原著論文Original Article

文書クラスタリングによる未解読文書の解読可能性の判定ヴォイニッチ写本の事例Determining the possibility of deciphering an unintelligible text by text clustering: The case of the Voynich Manuscript

1亜細亜大学Asia University ◇ 東京都武蔵野市境5-24-10 ◇ Sakai 5-24-10, Musashino, Tokyo 180-8629, Japan

2慶應義塾大学Keio University ◇ 〒108-8345 東京都港区三田二丁目15番45号 ◇ Mita 2-15-45, Minato-ku, Tokyo 108-8345, Japan

受付日:2008年3月12日Received: March 12, 2008
受理日:2009年4月19日Accepted: April 19, 2009
発行日:2009年6月30日Published: June 30, 2009




Purpose: One of the most common approaches to understanding an undeciphered text is to identify and then decipher the underlying code. If a document remains unintelligible or undeciphered for a long period of time even after many attempts at decoding it, the possibility of it being “gibberish” must be considered. This study proposes a method to detect the existence, or non-existence, of a coherent structure within a previously non-translated text in order to determine the possibility of deciphering it.
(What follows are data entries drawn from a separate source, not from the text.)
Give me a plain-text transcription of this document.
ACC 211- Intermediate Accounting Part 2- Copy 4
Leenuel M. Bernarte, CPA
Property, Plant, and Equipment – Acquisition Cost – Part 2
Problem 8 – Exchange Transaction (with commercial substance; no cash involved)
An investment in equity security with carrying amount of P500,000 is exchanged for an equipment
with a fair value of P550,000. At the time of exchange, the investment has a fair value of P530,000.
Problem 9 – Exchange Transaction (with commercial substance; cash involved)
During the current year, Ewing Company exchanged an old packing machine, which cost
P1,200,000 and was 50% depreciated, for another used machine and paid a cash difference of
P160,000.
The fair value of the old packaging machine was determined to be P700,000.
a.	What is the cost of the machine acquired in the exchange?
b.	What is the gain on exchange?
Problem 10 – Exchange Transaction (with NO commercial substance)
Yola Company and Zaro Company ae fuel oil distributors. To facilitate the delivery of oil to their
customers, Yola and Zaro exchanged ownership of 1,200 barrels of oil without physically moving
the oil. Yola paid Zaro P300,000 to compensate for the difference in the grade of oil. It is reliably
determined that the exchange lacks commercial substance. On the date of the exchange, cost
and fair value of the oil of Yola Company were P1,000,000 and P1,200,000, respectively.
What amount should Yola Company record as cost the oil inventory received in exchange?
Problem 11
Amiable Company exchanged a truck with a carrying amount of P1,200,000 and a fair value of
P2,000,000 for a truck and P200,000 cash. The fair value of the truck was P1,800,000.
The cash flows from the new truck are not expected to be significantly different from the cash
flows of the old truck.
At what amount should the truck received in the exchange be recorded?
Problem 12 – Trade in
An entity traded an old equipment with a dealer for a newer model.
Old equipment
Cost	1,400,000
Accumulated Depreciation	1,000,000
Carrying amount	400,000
Methods: The present method begins with the assumption that natural languageprocessing methods that are commonly employed in analyzing known languages can be applied to an undeciphered text. To detect a coherent structure in a text, the similarity of every pair of partial document is measured, and then the similarity matrix is analyzed by clustering methods. The next step is to compare the detected structure with the sections suggested by other clues such as illustrations and the page order. Thus, it is determined whether an undeciphered text contains an identifiable structure which corresponds to the latter, or whether it is “gibberish” containing no order or structure.
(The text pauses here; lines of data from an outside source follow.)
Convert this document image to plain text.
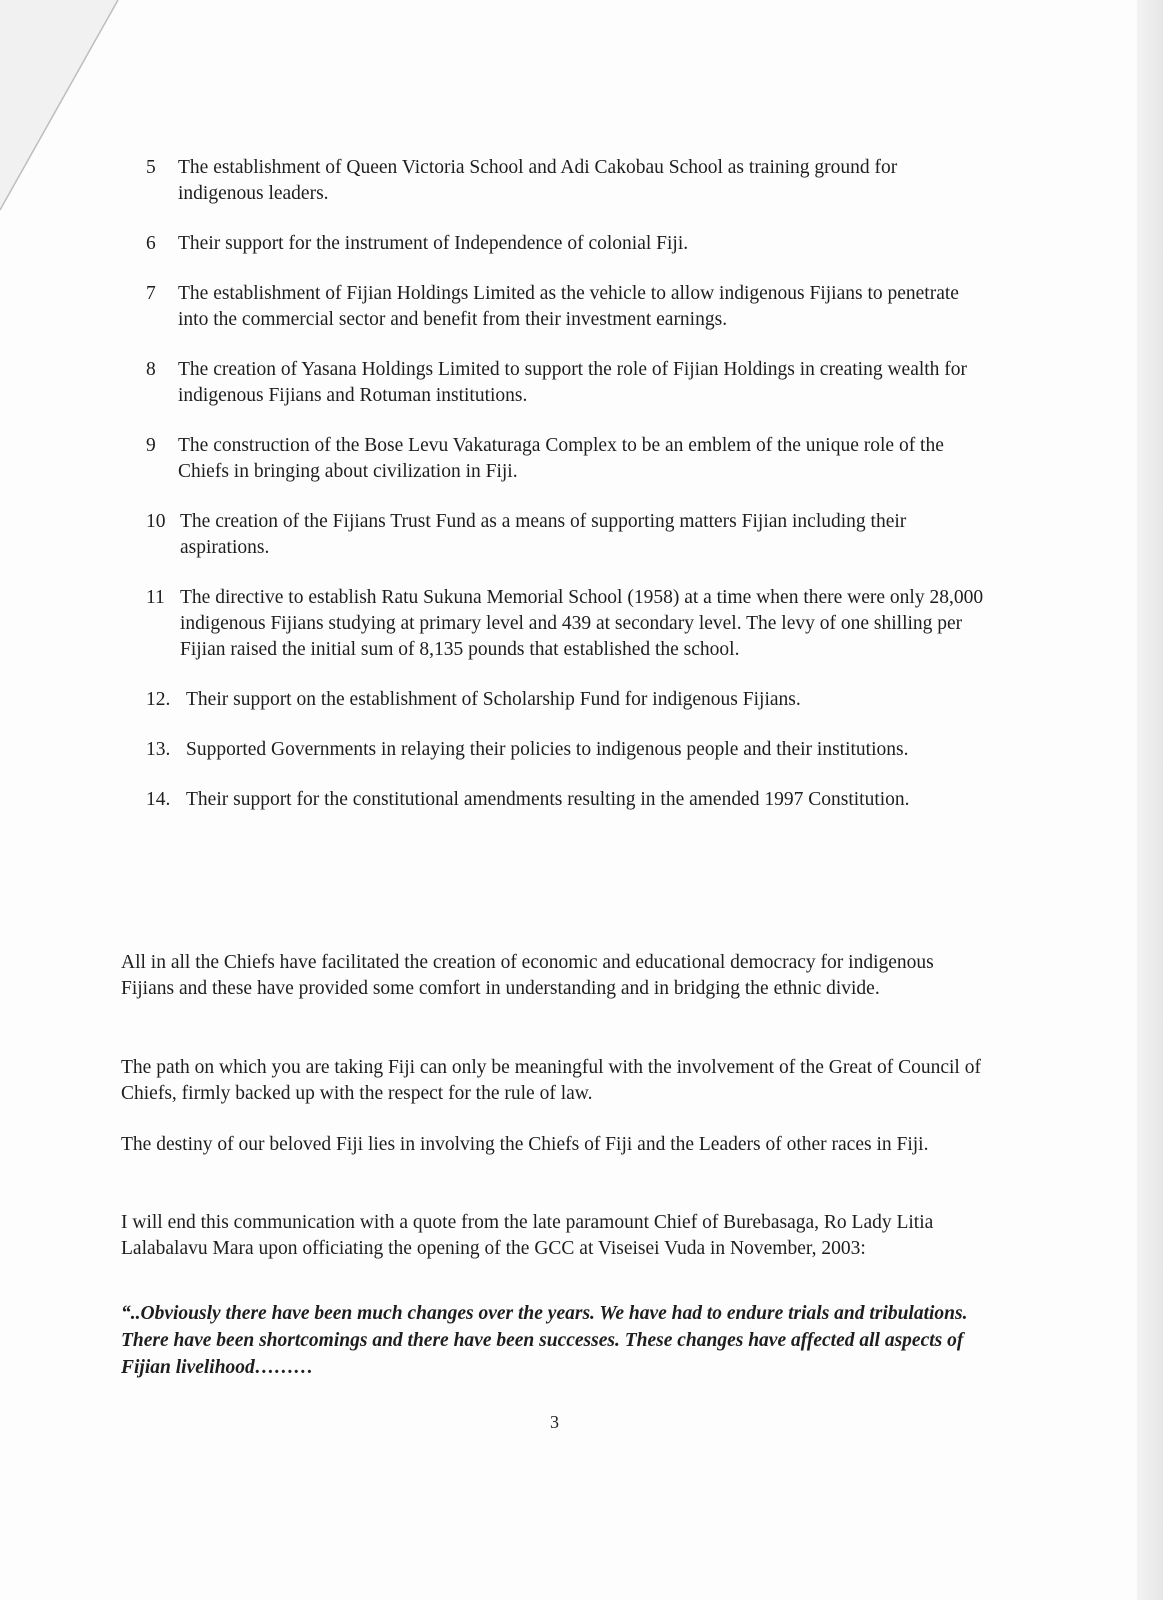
5 The establishment of Queen Victoria School and Adi Cakobau School as training ground for indigenous leaders.
6 Their support for the instrument of Independence of colonial Fiji.
7 The establishment of Fijian Holdings Limited as the vehicle to allow indigenous Fijians to penetrate into the commercial sector and benefit from their investment earnings.
8 The creation of Yasana Holdings Limited to support the role of Fijian Holdings in creating wealth for indigenous Fijians and Rotuman institutions.
9 The construction of the Bose Levu Vakaturaga Complex to be an emblem of the unique role of the Chiefs in bringing about civilization in Fiji.
10 The creation of the Fijians Trust Fund as a means of supporting matters Fijian including their aspirations.
11 The directive to establish Ratu Sukuna Memorial School (1958) at a time when there were only 28,000 indigenous Fijians studying at primary level and 439 at secondary level. The levy of one shilling per Fijian raised the initial sum of 8,135 pounds that established the school.
12. Their support on the establishment of Scholarship Fund for indigenous Fijians.
13. Supported Governments in relaying their policies to indigenous people and their institutions.
14. Their support for the constitutional amendments resulting in the amended 1997 Constitution.

All in all the Chiefs have facilitated the creation of economic and educational democracy for indigenous Fijians and these have provided some comfort in understanding and in bridging the ethnic divide.

The path on which you are taking Fiji can only be meaningful with the involvement of the Great of Council of Chiefs, firmly backed up with the respect for the rule of law.

The destiny of our beloved Fiji lies in involving the Chiefs of Fiji and the Leaders of other races in Fiji.

I will end this communication with a quote from the late paramount Chief of Burebasaga, Ro Lady Litia Lalabalavu Mara upon officiating the opening of the GCC at Viseisei Vuda in November, 2003:

“..Obviously there have been much changes over the years. We have had to endure trials and tribulations. There have been shortcomings and there have been successes. These changes have affected all aspects of Fijian livelihood………

3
Results: We applied the proposed method to the Voynich Manuscript, which is a renowned undeciphered text. The results clearly demonstrate that the text of the Voynich Manuscript possesses an identifiable structure, and that the structure corresponds to the existing sections of the manuscript suggested by the accompanying illustrations. Thus, the results strongly suggest that the Voynich Manuscript is not “gibberish”; additional attempts to decipher its contents would be justified. The present experiment proves the usefulness of applying this method to a previously non-deciphered text.